Alex presste die Zähne fest aufeinander und funkelte mich wütend an. „Was soll das denn bedeuten? Bin ich dir nicht gut genug?”
„Ich kann mich noch sehr gut daran erinnern, wie ich vor nicht allzu langer Zeit unzählige Male deine Nummer gewählt habe und du nichts von mir wissen wolltest! Wieso solltest du plötzlich jetzt von mir etwas wissen wollen?”, fragte ich ihn verärgert.
„Darum geht es dir?

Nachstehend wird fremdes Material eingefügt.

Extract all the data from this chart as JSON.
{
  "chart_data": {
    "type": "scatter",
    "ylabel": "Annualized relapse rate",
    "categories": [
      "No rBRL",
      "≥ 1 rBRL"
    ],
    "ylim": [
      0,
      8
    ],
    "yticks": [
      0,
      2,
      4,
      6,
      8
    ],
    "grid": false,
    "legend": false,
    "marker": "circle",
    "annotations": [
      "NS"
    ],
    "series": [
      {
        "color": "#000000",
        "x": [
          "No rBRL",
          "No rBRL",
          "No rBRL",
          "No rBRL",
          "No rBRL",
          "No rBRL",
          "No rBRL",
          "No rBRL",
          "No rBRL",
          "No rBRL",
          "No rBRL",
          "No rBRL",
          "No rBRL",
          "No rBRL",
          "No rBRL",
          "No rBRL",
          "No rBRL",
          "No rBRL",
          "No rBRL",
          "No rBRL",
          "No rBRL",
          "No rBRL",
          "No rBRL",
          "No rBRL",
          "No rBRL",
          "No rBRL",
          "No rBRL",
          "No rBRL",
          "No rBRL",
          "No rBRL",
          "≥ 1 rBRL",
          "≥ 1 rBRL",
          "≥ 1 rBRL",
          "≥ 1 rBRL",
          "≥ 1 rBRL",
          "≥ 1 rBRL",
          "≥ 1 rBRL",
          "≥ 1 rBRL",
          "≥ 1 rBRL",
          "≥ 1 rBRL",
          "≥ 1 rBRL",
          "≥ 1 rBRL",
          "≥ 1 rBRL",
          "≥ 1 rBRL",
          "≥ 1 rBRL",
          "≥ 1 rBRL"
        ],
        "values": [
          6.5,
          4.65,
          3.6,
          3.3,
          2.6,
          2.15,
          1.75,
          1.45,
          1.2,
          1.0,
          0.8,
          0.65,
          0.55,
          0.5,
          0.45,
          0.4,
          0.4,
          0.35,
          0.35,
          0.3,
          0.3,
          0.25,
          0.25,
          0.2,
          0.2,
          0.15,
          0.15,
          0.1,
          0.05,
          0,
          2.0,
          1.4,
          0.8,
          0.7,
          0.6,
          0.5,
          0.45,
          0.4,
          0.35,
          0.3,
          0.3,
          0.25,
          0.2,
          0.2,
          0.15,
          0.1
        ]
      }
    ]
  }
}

Um ein paar unbeantwortete Anrufe?”, wollte er wissen, verstummte jedoch, als er Schritte hörte. Alex drehte sich herum und blickte zur Tür, in der Pater Michael auftauchte. Mit einem Tablett auf den Händen blieb er im Rahmen stehen und musterte uns beide mit versteinerter Miene. „Ich kann euch in der ganzen unterirdischen Anlage schreien hören. Was ist hier los?”, fragte er und kam langsam zu uns herüber. Er stellte das Tablett auf den Nachttisch und goss ein Glas Wasser ein. Er trat noch einen Schritt näher und verdrängte Alex von seinem Platz, der sich erhob und zurückzog, während Pater Michael mir dabei half, mich aufzusetzen. Es war ein Leichtes für ihn, mich unter den Armen zu packen und anzuheben. Als ich mit den Kissen im Rücken saß, setzte er mir das Glas an die Lippen und half mir beim Trinken, weil ich das Glas nicht hätte allein festhalten können. Nachdem ich das Glas halb leer getrunken hatte, stellte Pater Michael es zurück auf das Tablett.
„Alex hat sich dazu entschlossen, ins „Jäger-Geschäft” einzusteigen. Ist das nicht schön?”, fragte ich den Padre mit einem sarkastischen Unterton.
„Mhh,” machte er nur, was absolut nichts darüber aussagte, was er über diese Sache dachte. Statt sich dazu zu äußern, hielt er mir ein Sandwich vor die Nase und sagte: „Iss!” Gehorsam biss ich in das Brot, das mit Käse und Salat belegt war. Immerhin besser als aufgeplatzte Reiskörner!
„Ich habe da einen wirklich großen Fisch am Haken,” meldete sich mein Bruder zurück und lehnte sich um Pater Michael herum, um mich anzusehen. Seine Augen leuchteten vor Begeisterung auf.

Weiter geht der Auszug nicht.